Guards at Şırnak T-Type Prison, located in Turkey’s Kurdish-majority eastern province of Şırnak (Şirnex), raided the cells of inmates and subjectedthem to brutal beatings.
Sixteen inmates were subjected to levels of violence from the guards that amounted to torture.
Mehmet Ali Çevik, a prisoner who was hospitalised after the brutal assault last week, remains in the intensive care unit in Şırnak state hospital.
Other inmates are reported to be suffering from broken bones in their arms and legs from the assault by guards, who apparently acted under the supervision of the prison governor.
Mahsun Durak, a Kurdish prisoner, told his family of the violence of the guards that he too was subjected to.
“Guards have been repeatedly attacking my husband and other inmates since 22 October,” Durak’s wife Zeynep Durak, told Mezopotamya News Agency.
Mahsun shared information with his wife during their weekly telephone call, saying that the guards “keep doing their worst. It is really bad”.
He informed her that there had been repeated violence since Friday.
“They beat us up cruelly. Two of our friends were hospitalised,” Mahsun said on the phone.
“Normally when he calls, he sounds spirited, to cheer me up, but this time he sounded awful. When I asked him what was going on, he told me that things are really not OK there,” Zeynep said.
After visiting his son in hospital, Mahsun’s father Mehmet Durak confirmed seeing more seriously wounded prisoners there.
“Some guards who had raided the wards two days before came to the wards again later on and made the prisoners turn their faces to the wall. They threatened them, saying, ‘We’re going to lick you into shape’,” he said.
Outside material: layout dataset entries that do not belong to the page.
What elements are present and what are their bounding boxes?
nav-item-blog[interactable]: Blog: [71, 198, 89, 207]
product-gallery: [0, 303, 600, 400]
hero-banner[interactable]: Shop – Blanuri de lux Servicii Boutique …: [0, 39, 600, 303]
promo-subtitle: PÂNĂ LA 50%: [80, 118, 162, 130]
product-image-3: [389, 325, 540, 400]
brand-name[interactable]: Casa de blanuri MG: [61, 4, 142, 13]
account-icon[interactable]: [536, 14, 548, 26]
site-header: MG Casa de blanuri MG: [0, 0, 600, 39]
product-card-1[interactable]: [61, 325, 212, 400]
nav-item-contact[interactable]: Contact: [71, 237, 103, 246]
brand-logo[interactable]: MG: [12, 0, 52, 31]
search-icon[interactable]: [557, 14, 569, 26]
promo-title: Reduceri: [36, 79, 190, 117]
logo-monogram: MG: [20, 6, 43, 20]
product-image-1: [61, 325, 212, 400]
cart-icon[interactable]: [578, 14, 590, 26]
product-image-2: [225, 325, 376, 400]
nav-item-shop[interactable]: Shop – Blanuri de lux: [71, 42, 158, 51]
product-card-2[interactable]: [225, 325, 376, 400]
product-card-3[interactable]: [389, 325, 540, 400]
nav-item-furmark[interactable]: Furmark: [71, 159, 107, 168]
Mehmet Durak called on the Human Rights Assocation (IHD) and Şırnak Bar to visit the prison in connection with the beatings.
Family members of the prisoners intended to protest against the torture outside the prison on Tuesday, but the police prevented them, according to Mezopotamya News Agency.
The families went on to the Peoples’ Democratic Party (HDP) office building in Şırnak and issued a press statement outside it in response to the police’s obstruction of their right to demonstrate, with the support of members of the Peace Mothers Council and HDP politicans.
Speaking at the protest, Sabahattin Deniz, co-chair of HDP’s Şırnak office said:
“The prisons of Turkey have turned into torture centres, where prisoners are subjected to all kinds of inhumane and humiliating treatment.”
Appealing to all sensitive democratic circles, Deniz called for public awareness about rights violations in prisons.
Human rights defenders and family members of prisoners have long been campaigning about the abuses of human rights in Turkey’s prisons, as tens of thousands of inmates suffer from the imposition of countless unlawful measures in the prisons, ranging from strip searches to limitations in communicating with the outside world.
The most recent report regarding the abuses in prisons was released today by the Prisons Commission of IHD’s Istanbul office.
The report, consisting of the documentation of abuses of rights throughout the prisons in the Marmara Region, revealed that there were dozens of cases related to “torture, assault and ill-treatment” within the last three months alone.
IHD announced that they had documented 45 incidents violating the ban on torture, 47 incidents of ill-treatment, 20 incidents of strip-searches and 31 other incidents of inhumane treatment.
Turkey topped 47 Council of Europe (CoE) countries as of January 2020 with the highest incarceration rate. There are 297,019 inmates in Turkish penal institutions, which indicates that the total incarceration rate remains above the capacity of Turkey’s prisons, according to CoE’s annual report.